Frage: Trotz solch übertriebener Ängste ist das Spendenaufkommen für Ebola gering. Wie erklärt sich dieser Widerspruch?

Sturmer: Die Betroffenheitsmüdigkeit ist ein wiederkehrendes Phänomen in der Afrika-Berichterstattung. So lange ein Problem auf Afrika beschränkt ist, bleibt die Berichterstattung marginal , wie aktuell über die katastrophale Lage im Südsudan. Wird aber eine Krise durch einen europäischen Zusammenhang verstärkt, schafft sie es in der Regel über die Aufmerksamkeitsschwelle. Das ist beispielsweise bei der Hungersnot in Äthiopien 1984/85 passiert, als das Live-Aid-Konzert eine wesentliche Rolle für die Erhöhung der Spendenbereitschaft spielte. Außerdem gibt es eine zahlenmäßige Schwelle zur Betroffenheit. Wenn zu einem früheren Zeitpunkt einmal mehr Menschen geflüchtet sind oder gehungert haben, lautet die Reaktion schnell: Das war ja schon mal schlimmer. Hungersnöte, die zehntausend Menschen betreffen, lösen keine Betroffenheit mehr aus. Traurig, aber wahr.

Frage: Die Medien müssen also über Krisen berichten, ohne ein Krisen-Image zu erschaffen. Wie könnten sie dieser Zwickmühle entkommen?

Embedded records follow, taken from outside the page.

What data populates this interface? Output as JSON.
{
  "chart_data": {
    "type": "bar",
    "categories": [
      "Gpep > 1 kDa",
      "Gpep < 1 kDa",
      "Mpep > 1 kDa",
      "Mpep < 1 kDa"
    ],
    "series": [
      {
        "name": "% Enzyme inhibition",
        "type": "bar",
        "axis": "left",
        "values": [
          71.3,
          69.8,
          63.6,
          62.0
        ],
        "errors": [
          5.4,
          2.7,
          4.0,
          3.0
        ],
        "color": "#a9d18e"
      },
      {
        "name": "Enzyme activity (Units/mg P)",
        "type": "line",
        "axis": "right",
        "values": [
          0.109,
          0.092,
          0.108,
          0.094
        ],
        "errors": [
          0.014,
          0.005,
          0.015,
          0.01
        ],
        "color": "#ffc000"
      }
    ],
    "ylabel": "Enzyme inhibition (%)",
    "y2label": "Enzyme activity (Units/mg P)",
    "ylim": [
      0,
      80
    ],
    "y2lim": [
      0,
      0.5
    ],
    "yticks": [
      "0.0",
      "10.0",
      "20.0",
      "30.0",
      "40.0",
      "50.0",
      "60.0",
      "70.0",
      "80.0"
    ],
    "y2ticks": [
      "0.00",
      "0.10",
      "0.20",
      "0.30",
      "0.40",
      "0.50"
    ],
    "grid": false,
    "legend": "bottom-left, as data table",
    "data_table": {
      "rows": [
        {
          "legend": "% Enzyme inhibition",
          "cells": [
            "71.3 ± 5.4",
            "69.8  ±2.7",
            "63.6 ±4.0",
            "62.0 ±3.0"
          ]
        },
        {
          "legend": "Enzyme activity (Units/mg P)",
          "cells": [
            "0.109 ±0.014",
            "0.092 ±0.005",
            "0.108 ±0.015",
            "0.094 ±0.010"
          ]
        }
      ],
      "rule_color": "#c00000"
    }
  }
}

Sturmer: Es ist natürlich notwendig, dass über Ebola berichtet wird. Aber die Einseitigkeit ist ein Problem: Man wartet auf Katastrophen, um ausführlich über Afrika zu berichten. So entsteht bei vielen Menschen der Eindruck, dass es in Afrika keinerlei positive Entwicklung gibt. Mein Gegenvorschlag wäre, mehr mit afrikanischen Journalisten zusammenzuarbeiten. Sie haben andere Einblicke, können Szenarien besser einschätzen und oftmals differenzierter berichten als einzelne, womöglich kurzfristig entsandte Korrespondenten. Ohne diese Vor-Ort-Experten bleibt ein Großteil der Berichterstattung an der Oberfläche.

Das Interview führte Paula Konersmann (KNA)

Zur Person

Martin Sturmer studierte in Wien und Daressalam Afrikanistik und Kommunikationswissenschaften. 2007 gründete Sturmer in Salzburg die Nachrichtenagentur "afrika.info". Zudem ist er als Publizist tätig. 2013 veröffentlichte Sturmer das Buch "Afrika! Plädoyer für eine differenzierte Berichterstattung". Darin berichten afrikanische Journalisten selbst über den Kontinent.